Whole wings – we’re preparing

Whether or not you’re drums or flats, you all are whole wings people. But because the majority of places do the drum/flat thing, so are we. Don’t need them tips, so get rid of those too.

Let ’em fridge chill with a baking powder dusting

Throw the wings in a ziploc with a heavy dusting of baking powder. Toss ’em around and make sure they’re well coated. I took ’em out of the bag and laid them out on a plate to dry up in that refrigerator air. I also decided to throw a coat of my Bird seasoning on there. Once the preparation is done and the bird is drying, let’s get that smoker fired up.


The Process

So of the three cooks I did, I did a preseasoning of the bird rub, a preseason of a brown sugar BBQ rub, and a post-season Bird. The preseasoning – what I call post-baking powder dust and into the fridge – wasn’t necessary. For my rub, it got kinda soupy, so I’d say just throw the rub on it before you throw it on the smoker.

Brown sugar rub

The brown sugar rub? Nah. By far my least favorite. Don’t over complicate it with a dense, heavy, sugary rub. Still ate ’em though, but that’s not the point.

Day one

So this venture called for a RecTeq XTREME SMOKE (180F degrees) for 20 minutes. Once it grabbed smoke, dial it up to 275F for 25 minutes. Pulled ’em off, cranked the temp up to finish it off at 425F. This produced a great bite through bird. My Internal temp got to 140F before I pulled ’em off, and then when my IT got to 170ish, I ate.

Day Two

These meaty bastards threw things for a loop. Same method as above, except I switched out the rub. After the 180F-275F timeframe, I was at 180F already. They cooled a bit before my 425 finish, but the bite was the same, meat was juicy – but that rub kinda sucked. Wasn’t a fan of the sugar.

Day Two Part Two

Usually I save the finish photos for The Result but I’m showing you how much I didn’t like the sugar rub. I sauced and tossed with a hot sauce to give a tell that sugar to calm it down a bit.
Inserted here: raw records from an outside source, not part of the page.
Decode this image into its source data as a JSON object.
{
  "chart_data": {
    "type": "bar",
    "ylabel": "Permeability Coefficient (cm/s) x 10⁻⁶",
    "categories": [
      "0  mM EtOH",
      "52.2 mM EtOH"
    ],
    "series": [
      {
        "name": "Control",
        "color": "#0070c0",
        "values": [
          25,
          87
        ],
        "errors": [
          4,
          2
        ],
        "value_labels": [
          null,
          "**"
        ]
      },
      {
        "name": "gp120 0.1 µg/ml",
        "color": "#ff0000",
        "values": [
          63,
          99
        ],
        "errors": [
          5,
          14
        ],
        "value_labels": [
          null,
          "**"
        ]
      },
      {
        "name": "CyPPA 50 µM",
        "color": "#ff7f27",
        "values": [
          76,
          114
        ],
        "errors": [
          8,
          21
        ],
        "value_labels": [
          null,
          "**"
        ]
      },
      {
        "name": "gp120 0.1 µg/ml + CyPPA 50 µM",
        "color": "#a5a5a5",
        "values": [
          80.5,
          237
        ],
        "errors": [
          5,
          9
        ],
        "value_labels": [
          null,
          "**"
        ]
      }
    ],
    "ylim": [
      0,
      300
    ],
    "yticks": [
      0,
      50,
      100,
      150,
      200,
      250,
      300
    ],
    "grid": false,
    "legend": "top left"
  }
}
This made it better.


The Result

Day three was just going to keep ’em on the grates from 180F for twenty minutes and dial it right up to 475 and let the temperature do its thing. Day three also featured the Bird rub to no surprise – but I applied the rub just before they hit the grates (as opposed to after the baking powder dust)

Not as perfect of a bite-through skin, but wasn’t terrible
The Day One finish

So what was the right way to do it? All of ’em were good, one of ’em was great. The recipe below will detail what I call the best of the three. But in short:
Trim the bird. Powder the bird. Let it fridge chill for an hour or so.
Smoker to 180F. Season the bird. Grates for 20min.
Crank to 275F with bird on the grates until IT is about 145F-ish.
Remove bird and foil tent. Crank again to 475F. Put the bird back on until IT is 180F, flipping once.
Sauce? Sparingly. Don’t drench, but if you have a good rub, you don’t need any. Put a splash on the plate and just swipe and bite.


The Recipe

2025’s Best Chicken Wings

We'll see if 2026 we change things up – but this was my favorite chicken wing recipe of the year.

Ingredients
  

  • 2 lbs Chicken Wings Trimmed (drums/flats)
  • 2 Tbsp Baking Powder -ish, enough to lightly coat
  • Your favorite Chicken Wing Rub ForensicBBQ "Bird"
  • Wing Sauce

Method
 

  1. Trim the whole wings, splitting into drums/flats. Remove the wing tip (un-necessary)
  2. Dry the wings with paper towel, throw baking powder into a ziploc bag. Add chicken wings, coating the wings lightly.
  3. Remove the bird from bag ensuring baking powder coat was good, place on a plate – place into refrigerator for at least an hour.
  4. Smoker to 180F. Remove chicken from fridge, and throw your favorite rub on there. My RecTeq takes about 10 minutes to stable out – I let the chicken set for 10min on the counter while it does so.
  5. 180F for 20 minutes. Then dial up the pellet smoker to 275 – no need to remove from grates. Cook until internal temperature is 145F-ish
  6. Remove from smoker, tent in foil. Crank to 475F. Put 'em back on when heated, cook until 180F internal, flipping once.
  7. Splash some wing sauce on your plate and just drag a wing and eat. If you're a sauce fanatic, go ahead and toss in a bowl, but I like to taste the chicken and seasoning too!